P: Lens metadata field missing on import

  • March 18, 2016
  • 142 replies
  • 2657 views

Since updating Photoshop and Lightroom, I've noticed that the aux:lens metadata field is being deleted from my images on import, such that there is no lens listed after import. I've determined that it's Camera Raw 9.5 that seems to be the culprit, as lens metadata is retained if I use an older version of the DNG Converter v8.8 to import the same images.

For example, I had an image shot on a Sony RX100 III at 8.8mm.
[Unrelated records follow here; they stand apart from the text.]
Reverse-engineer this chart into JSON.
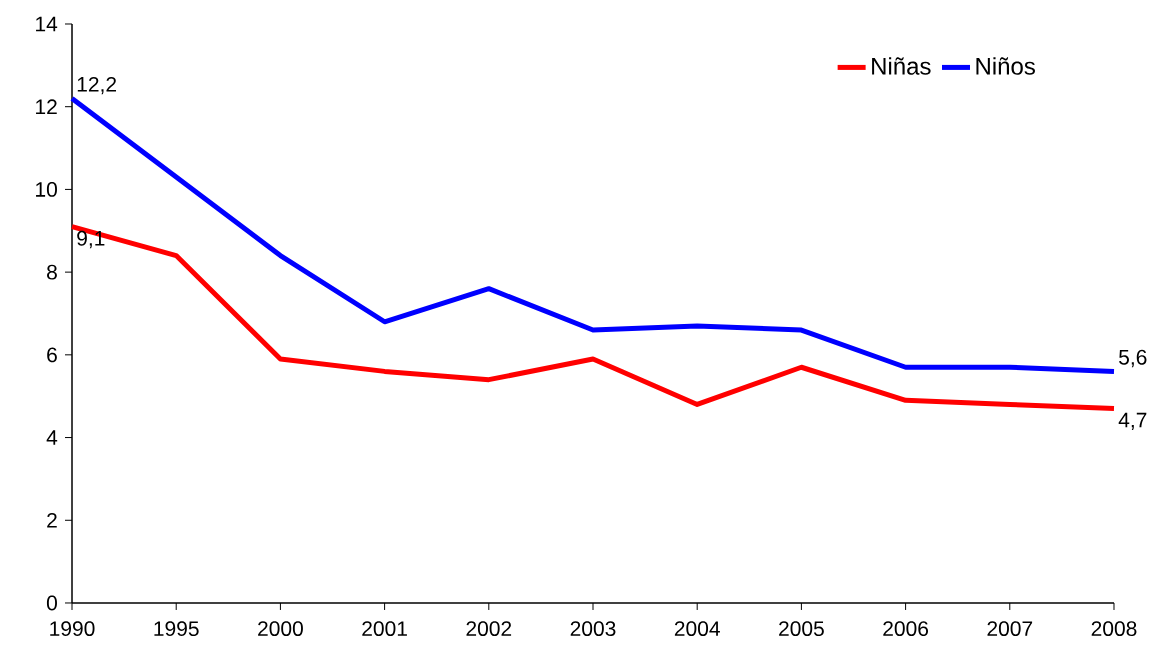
{
  "chart_data": {
    "type": "line",
    "categories": [
      "1990",
      "1995",
      "2000",
      "2001",
      "2002",
      "2003",
      "2004",
      "2005",
      "2006",
      "2007",
      "2008"
    ],
    "series": [
      {
        "name": "Niñas",
        "color": "#ff0000",
        "values": [
          9.1,
          8.4,
          5.9,
          5.6,
          5.4,
          5.9,
          4.8,
          5.7,
          4.9,
          4.8,
          4.7
        ],
        "value_labels": [
          "9,1",
          null,
          null,
          null,
          null,
          null,
          null,
          null,
          null,
          null,
          "4,7"
        ]
      },
      {
        "name": "Niños",
        "color": "#0000ff",
        "values": [
          12.2,
          10.3,
          8.4,
          6.8,
          7.6,
          6.6,
          6.7,
          6.6,
          5.7,
          5.7,
          5.6
        ],
        "value_labels": [
          "12,2",
          null,
          null,
          null,
          null,
          null,
          null,
          null,
          null,
          null,
          "5,6"
        ]
      }
    ],
    "ylim": [
      0,
      14
    ],
    "yticks": [
      0,
      2,
      4,
      6,
      8,
      10,
      12,
      14
    ],
    "grid": false,
    "legend": "top right",
    "marker": "none",
    "line_style": "solid"
  }
}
If I import this image with the old version of DNG Converter, and then open the converted DNG in Photoshop, the lens is reported with the full-frame equivalent focal lengths, i.e., 24-70mm F1.8-2.8, and the raw metadata has the correct aux:Lens field (24-70mm F1.8-2.8).
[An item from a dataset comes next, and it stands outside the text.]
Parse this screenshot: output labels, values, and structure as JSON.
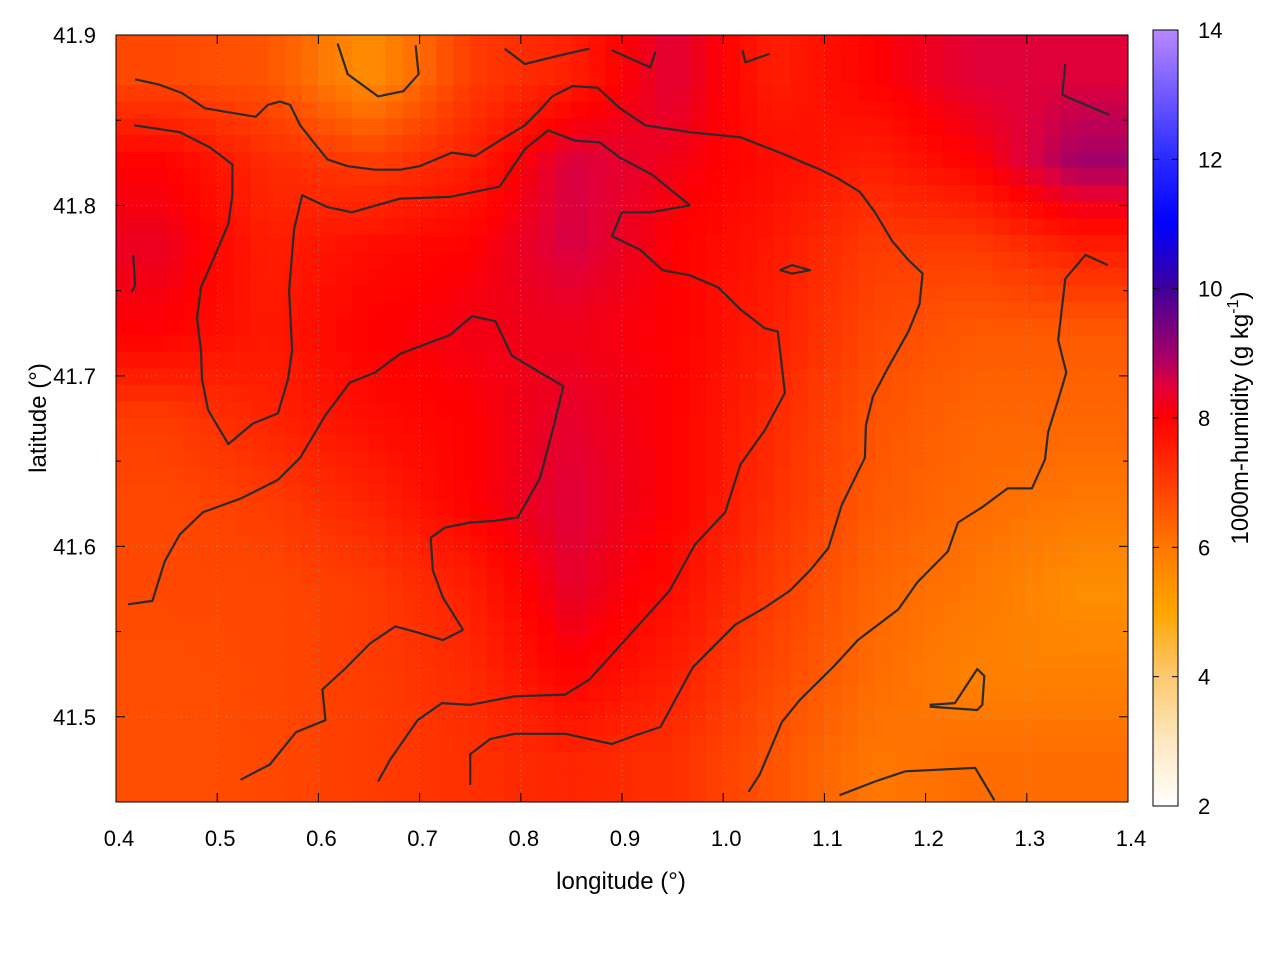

Conversely, if I import the same image directly into Photoshop or Lightroom, the metadata will display the correct focal length, but will not display the lens information; Lightroom reports this only as "unknown lens," and in Photoshop the aux:Lens field is missing completely.
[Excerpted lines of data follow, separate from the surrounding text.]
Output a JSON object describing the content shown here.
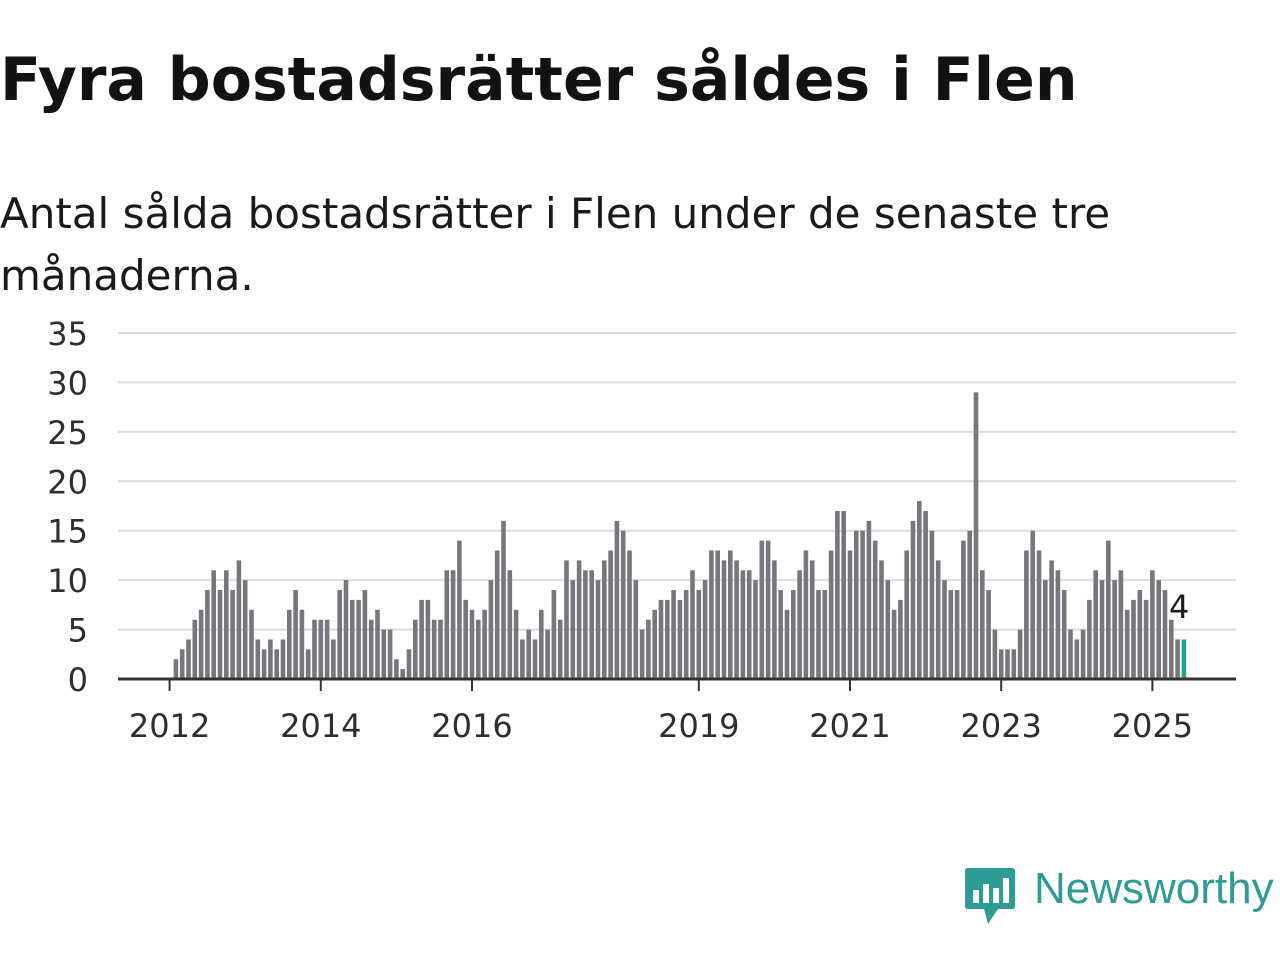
{
  "title": "Fyra bostadsrätter såldes i Flen",
  "subtitle": "Antal sålda bostadsrätter i Flen under de senaste tre månaderna.",
  "brand": {
    "name": "Newsworthy",
    "icon": "newsworthy-logo-icon",
    "color": "#2e9c94"
  },
  "chart_data": {
    "type": "bar",
    "title": "",
    "xlabel": "",
    "ylabel": "",
    "ylim": [
      0,
      35
    ],
    "yticks": [
      0,
      5,
      10,
      15,
      20,
      25,
      30,
      35
    ],
    "grid": true,
    "xticks": [
      "2012",
      "2014",
      "2016",
      "2019",
      "2021",
      "2023",
      "2025"
    ],
    "first_period": "2011-06",
    "period": "month",
    "bar_color": "#77767c",
    "highlight_color": "#1fa398",
    "highlight_last": true,
    "last_label": "4",
    "values": [
      0,
      0,
      0,
      0,
      0,
      0,
      0,
      0,
      2,
      3,
      4,
      6,
      7,
      9,
      11,
      9,
      11,
      9,
      12,
      10,
      7,
      4,
      3,
      4,
      3,
      4,
      7,
      9,
      7,
      3,
      6,
      6,
      6,
      4,
      9,
      10,
      8,
      8,
      9,
      6,
      7,
      5,
      5,
      2,
      1,
      3,
      6,
      8,
      8,
      6,
      6,
      11,
      11,
      14,
      8,
      7,
      6,
      7,
      10,
      13,
      16,
      11,
      7,
      4,
      5,
      4,
      7,
      5,
      9,
      6,
      12,
      10,
      12,
      11,
      11,
      10,
      12,
      13,
      16,
      15,
      13,
      10,
      5,
      6,
      7,
      8,
      8,
      9,
      8,
      9,
      11,
      9,
      10,
      13,
      13,
      12,
      13,
      12,
      11,
      11,
      10,
      14,
      14,
      12,
      9,
      7,
      9,
      11,
      13,
      12,
      9,
      9,
      13,
      17,
      17,
      13,
      15,
      15,
      16,
      14,
      12,
      10,
      7,
      8,
      13,
      16,
      18,
      17,
      15,
      12,
      10,
      9,
      9,
      14,
      15,
      29,
      11,
      9,
      5,
      3,
      3,
      3,
      5,
      13,
      15,
      13,
      10,
      12,
      11,
      9,
      5,
      4,
      5,
      8,
      11,
      10,
      14,
      10,
      11,
      7,
      8,
      9,
      8,
      11,
      10,
      9,
      6,
      4,
      4
    ]
  }
}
For now, I will use the old version of DNG Converter as a workaround, but this is inconvenient, and really should be fixed.

This topic has been closed for replies.

142 replies

johnrellis
Genius
May 1, 2016
"saving metadata, running Exiftool, then rereading metadata". 

Oops, running Exiftool isn't necessary in this case.  
johnrellis
Genius
May 1, 2016
"Is this something you can make a plug-in do?"

The only way a plugin could do it is by saving metadata, running Exiftool, then rereading metadata (i.e. automating the manual recipe).   A plugin can't avoid saving and re-reading metadata, since the LR SDK doesn't provide plugins with the ability to directly change EXIF fields.
ssprengel
Inspiring
May 1, 2016
John, is this something you can make a plug-in do?
johnrellis
Genius
May 1, 2016
Good, thanks.
Inspiring
May 1, 2016
No worries... I basically have my photos in various stages of taste or desire when it comes to edits. Having to commit them blindly is not something that would work for me. I may go to an image and decide the settings are not worth it and want to go back to another state or reset completely. I know I can always reset completely but I want my settings to be untouched by the program until I want to change them. I feel that pulling Lens Data can be done automatically by Adobe without anything done by the user to the images or otherwise 😉 
johnrellis
Genius
May 1, 2016
"decide if a photo is worthy of saving MetaData/Changes"

Manny, can you provide some more details about why it's important to decide whether the photo should have its metadata saved or not?  I'm not questioning your workflow, but it's not readily apparent what you mean by "worthy of saving metadata".   More details about why that matters could make it more likely you'll influence Adobe.   (I can make guesses, but that wouldn't be very productive.)  Thanks.
Inspiring
May 1, 2016
Yeah, I had done that already but it still is a bit hacky (word?) and does not allow me to decide if a photo is worthy of saving MetaData/Changes or not 😞 I want Adobe to simply fix it by just pulling Lens data on its own automatically and without user intervention... 🙂 

Thanks for your tips 🙂 
Victoria Bampton LR Queen
Community Expert
Community Expert
May 1, 2016
You can filter for the affected files - scroll down a bit here for step by step: http://www.lightroomqueen.com/whats-new-in-lightroom-cc-2015-5-1-and-lightroom-6-5-1/
Victoria - The Lightroom Queen
Inspiring
May 1, 2016
Any way to do it across the catalog easily and non-destructively? I don't have time to go through each file and do this, even doing multiple files is dangerous because I have different decisions to make on Metadata and Develop Settings to each image in a catalog 😞 
Participating Frequently
April 29, 2016
How so?  Simple - if it detects "unknown lens" try to reimport. If the data isn't available return unknown just as before.  If it is there import with the correct data.

I'm not really a programmer but it seems simple to do.